Сергей Панарин - У реки Смородины
На остов избы сел ворон.
– Приветствую, добры молодцы! Все в делах ратных подвизаетесь?
– Угу, – хмуро ответил Старшой. Выбираться из-под плаща и куда-то идти категорически не хотелось.
– Примерно, похвально, прекрасно, – захвалила братьев-воронежцев птица. – О ваших деяниях сложат легенды.
– Лишь бы со счастливым концом, – тихо пожелал Иван.
– Ну, я полетел. Успехов!
Ворон исчез в лесных зарослях.
– Ишь, любопытный какой, – проговорил Егор. – Делать ему, что ли, нечего?
– Какая разница? – Старшой встал, ежась от холода. – Вперед, братан, труба зовет. Эй, колобок!
– А? Что? – Из-под куста выкатился перепуганный каравай.
– Ты это чего, дрых?! – воскликнул Иван.
– Нет-нет, задумался слегка, – заверил колобок и тут же смачно зевнул.
– Ни фига себе, – промолвил ефрейтор Емеля, разминая могучие руки. – Подползай, значит, вражина, и режь? Зачем врал?
– Не возводи напраслины, витязь, – сказал Хлеборобот. – Закемарил чуть-чуть после рассвета, и что теперь?
– А то, что самое верное время для нападения – это раннее утро, – веско проговорил Старшой. – Тут и охрана, как мы выяснили, спит, и у остальных сон крепкий. Следующую ночь разделим. Караулить станем по очереди.
– Если Соловья победим, – уточнил язва-колобок.
Вскоре путешественники столкнулись с первыми признаками присутствия Соловья-разбойника: лес резко закончился, и началось открытое поле. Точнее, даже не поле, а площадка с давно поваленными деревьями. Стволы лежали кронами от центра открытого пространства. Елки на границе леса стояли криво, будто бы облокотившись о зеленую стену.
В центре площадки рос кривой раскидистый ясень.
– Совсем изуродовали деревце, – прокомментировал колобок.
На ясене восседал сам Соловей. Он был неестественно крупным азиатом. Непропорционально большая голова с круглым, заплывшим жиром лицом торчала над деревом, словно воздушный шар. Иван прикинул размеры и решил, что рост разбойника должен составить не менее двух метров с половиной, а диаметр головы мог вполне оказаться сантиметров этак под семьдесят.

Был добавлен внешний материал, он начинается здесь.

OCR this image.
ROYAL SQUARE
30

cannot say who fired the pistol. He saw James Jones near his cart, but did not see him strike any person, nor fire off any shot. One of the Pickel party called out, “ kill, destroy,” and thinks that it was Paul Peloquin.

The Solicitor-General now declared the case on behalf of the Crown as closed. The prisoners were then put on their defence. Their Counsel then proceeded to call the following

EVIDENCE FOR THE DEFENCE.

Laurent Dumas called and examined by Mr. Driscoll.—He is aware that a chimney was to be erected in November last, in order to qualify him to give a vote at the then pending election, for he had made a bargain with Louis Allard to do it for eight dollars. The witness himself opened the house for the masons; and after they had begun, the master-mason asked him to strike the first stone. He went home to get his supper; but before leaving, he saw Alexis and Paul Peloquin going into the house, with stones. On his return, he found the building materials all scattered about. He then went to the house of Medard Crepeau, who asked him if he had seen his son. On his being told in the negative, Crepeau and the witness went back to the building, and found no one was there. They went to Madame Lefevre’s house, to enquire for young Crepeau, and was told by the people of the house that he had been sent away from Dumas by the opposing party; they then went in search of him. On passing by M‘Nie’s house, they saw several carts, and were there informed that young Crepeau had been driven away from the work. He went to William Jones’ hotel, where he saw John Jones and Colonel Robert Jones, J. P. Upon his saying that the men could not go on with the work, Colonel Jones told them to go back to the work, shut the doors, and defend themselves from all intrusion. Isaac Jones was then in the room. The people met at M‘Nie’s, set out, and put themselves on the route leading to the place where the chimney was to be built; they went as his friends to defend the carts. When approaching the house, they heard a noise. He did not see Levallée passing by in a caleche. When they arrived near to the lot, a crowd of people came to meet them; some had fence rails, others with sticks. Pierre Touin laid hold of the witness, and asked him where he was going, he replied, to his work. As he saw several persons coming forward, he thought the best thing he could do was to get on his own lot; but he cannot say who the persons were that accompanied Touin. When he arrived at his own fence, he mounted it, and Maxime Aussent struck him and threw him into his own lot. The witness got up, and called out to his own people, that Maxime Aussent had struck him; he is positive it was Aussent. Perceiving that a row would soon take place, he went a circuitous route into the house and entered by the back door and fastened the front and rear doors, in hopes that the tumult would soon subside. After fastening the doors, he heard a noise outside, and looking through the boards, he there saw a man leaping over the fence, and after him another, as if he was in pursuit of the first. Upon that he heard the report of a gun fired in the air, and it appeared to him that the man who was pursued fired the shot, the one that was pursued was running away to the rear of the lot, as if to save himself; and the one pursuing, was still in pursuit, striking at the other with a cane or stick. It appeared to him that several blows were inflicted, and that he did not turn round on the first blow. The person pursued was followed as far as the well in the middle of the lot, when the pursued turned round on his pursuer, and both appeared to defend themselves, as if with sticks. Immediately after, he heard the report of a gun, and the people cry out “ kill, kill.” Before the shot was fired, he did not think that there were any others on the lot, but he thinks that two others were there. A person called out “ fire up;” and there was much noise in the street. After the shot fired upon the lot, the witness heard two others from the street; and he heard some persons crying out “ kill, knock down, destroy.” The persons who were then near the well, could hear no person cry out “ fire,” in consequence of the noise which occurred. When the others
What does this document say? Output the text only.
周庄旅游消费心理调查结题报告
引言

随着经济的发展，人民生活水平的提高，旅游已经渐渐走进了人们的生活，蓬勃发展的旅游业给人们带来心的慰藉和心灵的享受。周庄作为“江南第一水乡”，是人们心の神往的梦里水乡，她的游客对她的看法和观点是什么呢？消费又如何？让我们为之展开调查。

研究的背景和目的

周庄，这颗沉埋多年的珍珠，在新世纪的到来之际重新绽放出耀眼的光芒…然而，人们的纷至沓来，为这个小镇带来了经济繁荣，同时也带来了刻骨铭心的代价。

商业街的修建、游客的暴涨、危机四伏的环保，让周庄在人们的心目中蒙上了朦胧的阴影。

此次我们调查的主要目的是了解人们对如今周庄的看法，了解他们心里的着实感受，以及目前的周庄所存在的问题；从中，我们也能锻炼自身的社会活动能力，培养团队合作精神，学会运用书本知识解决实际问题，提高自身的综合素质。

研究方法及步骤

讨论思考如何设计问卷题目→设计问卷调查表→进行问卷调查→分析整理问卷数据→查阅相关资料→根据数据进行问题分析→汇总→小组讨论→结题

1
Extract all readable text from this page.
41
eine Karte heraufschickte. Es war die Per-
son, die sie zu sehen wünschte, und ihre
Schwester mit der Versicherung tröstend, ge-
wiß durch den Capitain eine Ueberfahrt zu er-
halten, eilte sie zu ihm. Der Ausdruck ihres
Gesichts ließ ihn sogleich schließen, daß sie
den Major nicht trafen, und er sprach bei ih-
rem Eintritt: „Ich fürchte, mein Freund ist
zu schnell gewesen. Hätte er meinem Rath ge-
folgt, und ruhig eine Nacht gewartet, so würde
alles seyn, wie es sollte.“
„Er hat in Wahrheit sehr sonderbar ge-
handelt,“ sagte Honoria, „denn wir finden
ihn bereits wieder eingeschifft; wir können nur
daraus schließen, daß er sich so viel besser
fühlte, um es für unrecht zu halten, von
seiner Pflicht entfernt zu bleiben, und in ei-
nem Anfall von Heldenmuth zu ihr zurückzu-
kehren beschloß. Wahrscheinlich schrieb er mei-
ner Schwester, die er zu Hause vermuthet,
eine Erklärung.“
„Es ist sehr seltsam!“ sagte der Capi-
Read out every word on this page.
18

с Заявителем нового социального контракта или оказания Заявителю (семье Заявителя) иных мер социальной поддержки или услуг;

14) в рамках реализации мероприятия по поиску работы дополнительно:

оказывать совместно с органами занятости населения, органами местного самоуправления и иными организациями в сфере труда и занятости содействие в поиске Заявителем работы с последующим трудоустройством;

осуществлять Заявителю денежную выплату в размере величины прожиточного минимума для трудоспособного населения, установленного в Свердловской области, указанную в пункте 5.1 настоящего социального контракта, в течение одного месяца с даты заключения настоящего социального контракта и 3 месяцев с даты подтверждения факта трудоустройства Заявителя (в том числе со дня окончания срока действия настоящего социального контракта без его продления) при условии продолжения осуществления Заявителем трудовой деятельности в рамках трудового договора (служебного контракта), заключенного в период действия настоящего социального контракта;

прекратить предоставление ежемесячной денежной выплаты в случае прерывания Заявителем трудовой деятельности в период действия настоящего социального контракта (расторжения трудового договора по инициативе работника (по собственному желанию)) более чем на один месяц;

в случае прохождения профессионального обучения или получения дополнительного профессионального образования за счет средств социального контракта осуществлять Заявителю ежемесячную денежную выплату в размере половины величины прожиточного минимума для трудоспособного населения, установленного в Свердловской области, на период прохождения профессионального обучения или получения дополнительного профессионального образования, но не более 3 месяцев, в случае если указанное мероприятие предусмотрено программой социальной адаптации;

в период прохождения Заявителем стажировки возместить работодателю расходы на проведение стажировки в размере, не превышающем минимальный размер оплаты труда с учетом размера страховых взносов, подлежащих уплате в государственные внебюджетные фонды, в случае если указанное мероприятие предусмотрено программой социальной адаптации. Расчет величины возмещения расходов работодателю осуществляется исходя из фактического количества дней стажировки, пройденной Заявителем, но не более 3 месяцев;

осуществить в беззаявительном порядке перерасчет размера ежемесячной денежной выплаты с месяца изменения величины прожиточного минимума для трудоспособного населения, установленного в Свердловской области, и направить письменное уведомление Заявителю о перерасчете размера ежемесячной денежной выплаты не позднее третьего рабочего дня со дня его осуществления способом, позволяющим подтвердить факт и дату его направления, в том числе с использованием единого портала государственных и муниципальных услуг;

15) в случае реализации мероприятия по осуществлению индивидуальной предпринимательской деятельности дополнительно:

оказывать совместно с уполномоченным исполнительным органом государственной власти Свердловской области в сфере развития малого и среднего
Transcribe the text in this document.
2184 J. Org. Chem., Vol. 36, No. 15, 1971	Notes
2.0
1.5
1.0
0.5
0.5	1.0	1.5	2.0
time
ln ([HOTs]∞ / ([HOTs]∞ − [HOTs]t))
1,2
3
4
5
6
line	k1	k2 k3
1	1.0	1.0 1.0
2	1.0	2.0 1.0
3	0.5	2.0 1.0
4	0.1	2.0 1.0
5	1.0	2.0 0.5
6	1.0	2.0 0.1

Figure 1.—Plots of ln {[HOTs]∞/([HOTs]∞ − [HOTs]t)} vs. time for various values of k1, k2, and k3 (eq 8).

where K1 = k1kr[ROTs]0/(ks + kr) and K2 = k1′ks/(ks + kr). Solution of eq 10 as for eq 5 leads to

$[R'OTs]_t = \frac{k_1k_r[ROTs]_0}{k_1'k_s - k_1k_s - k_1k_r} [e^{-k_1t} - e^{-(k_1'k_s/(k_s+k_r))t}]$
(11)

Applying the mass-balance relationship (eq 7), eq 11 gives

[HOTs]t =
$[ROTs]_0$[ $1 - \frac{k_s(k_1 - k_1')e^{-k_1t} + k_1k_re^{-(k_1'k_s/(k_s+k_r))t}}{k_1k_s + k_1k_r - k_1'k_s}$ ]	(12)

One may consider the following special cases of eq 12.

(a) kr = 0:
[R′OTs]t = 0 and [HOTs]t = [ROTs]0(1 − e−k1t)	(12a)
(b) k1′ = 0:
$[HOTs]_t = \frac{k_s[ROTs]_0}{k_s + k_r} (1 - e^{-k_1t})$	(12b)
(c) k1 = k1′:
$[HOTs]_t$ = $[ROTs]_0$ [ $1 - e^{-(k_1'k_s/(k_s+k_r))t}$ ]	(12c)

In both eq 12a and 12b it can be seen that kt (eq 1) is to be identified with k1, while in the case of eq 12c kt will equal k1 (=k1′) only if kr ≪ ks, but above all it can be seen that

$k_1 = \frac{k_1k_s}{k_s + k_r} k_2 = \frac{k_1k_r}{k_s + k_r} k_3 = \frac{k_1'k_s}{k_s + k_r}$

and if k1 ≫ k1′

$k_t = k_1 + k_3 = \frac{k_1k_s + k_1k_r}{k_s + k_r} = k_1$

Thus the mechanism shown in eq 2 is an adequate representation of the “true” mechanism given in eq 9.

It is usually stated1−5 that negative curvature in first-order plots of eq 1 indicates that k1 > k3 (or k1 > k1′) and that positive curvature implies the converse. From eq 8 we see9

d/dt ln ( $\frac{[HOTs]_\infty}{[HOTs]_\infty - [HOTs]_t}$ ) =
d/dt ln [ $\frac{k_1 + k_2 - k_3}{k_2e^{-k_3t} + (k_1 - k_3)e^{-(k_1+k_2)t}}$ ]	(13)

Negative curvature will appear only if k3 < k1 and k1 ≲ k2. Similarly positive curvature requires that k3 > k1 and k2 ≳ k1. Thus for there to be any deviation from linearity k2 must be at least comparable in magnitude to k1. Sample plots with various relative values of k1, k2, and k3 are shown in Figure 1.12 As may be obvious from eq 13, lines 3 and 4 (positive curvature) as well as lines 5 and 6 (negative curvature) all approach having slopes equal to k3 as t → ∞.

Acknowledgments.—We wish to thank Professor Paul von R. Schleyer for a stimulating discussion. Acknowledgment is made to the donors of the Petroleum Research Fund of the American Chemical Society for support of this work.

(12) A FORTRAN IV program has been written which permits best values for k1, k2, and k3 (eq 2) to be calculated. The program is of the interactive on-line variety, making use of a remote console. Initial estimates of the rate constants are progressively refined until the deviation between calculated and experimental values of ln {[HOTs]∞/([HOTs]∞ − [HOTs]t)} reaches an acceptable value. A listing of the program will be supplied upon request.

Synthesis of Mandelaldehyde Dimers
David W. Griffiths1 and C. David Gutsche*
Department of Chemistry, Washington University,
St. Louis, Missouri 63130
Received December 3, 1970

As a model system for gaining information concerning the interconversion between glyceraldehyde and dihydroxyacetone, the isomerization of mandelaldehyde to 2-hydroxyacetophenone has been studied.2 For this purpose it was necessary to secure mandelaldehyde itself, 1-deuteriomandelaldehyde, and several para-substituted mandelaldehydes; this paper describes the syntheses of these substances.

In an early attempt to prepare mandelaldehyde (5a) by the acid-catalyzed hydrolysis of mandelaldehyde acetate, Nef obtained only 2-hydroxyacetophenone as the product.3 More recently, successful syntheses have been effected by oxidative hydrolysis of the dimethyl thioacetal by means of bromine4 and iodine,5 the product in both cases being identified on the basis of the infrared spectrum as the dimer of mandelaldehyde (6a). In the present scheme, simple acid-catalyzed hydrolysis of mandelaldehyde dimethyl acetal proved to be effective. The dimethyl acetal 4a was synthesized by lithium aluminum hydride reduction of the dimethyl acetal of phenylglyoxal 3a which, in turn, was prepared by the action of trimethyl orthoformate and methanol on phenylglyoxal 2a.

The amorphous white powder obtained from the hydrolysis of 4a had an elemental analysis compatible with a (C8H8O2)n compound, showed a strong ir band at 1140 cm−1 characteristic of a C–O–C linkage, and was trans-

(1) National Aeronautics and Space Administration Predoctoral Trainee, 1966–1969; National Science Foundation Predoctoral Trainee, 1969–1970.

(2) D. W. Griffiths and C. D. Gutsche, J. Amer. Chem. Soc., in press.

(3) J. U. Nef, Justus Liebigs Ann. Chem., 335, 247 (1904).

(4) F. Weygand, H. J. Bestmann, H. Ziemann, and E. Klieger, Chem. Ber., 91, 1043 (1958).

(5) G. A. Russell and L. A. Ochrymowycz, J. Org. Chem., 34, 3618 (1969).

Соловей спал. Глаза его были закрыты, мясистый нос втягивал воздух, а затем исторгал его в мир. Храп при этом стоял оглушительный. Ноги были свернуты калачиком, руки упирались в колени, сутулые плечи почти не двигались, зато голый живот раздувался как огромный барабан. Очевидно, разбойника не стесняло сидячее положение, иначе он не стал бы отдыхать на макушке ясеня. Еще лихой уродец был не из мерзляков: красные грязные штаны да старая жилетка – вот и весь гардероб. Зато руки и тело поросли густыми волосами. Короче, красавчик.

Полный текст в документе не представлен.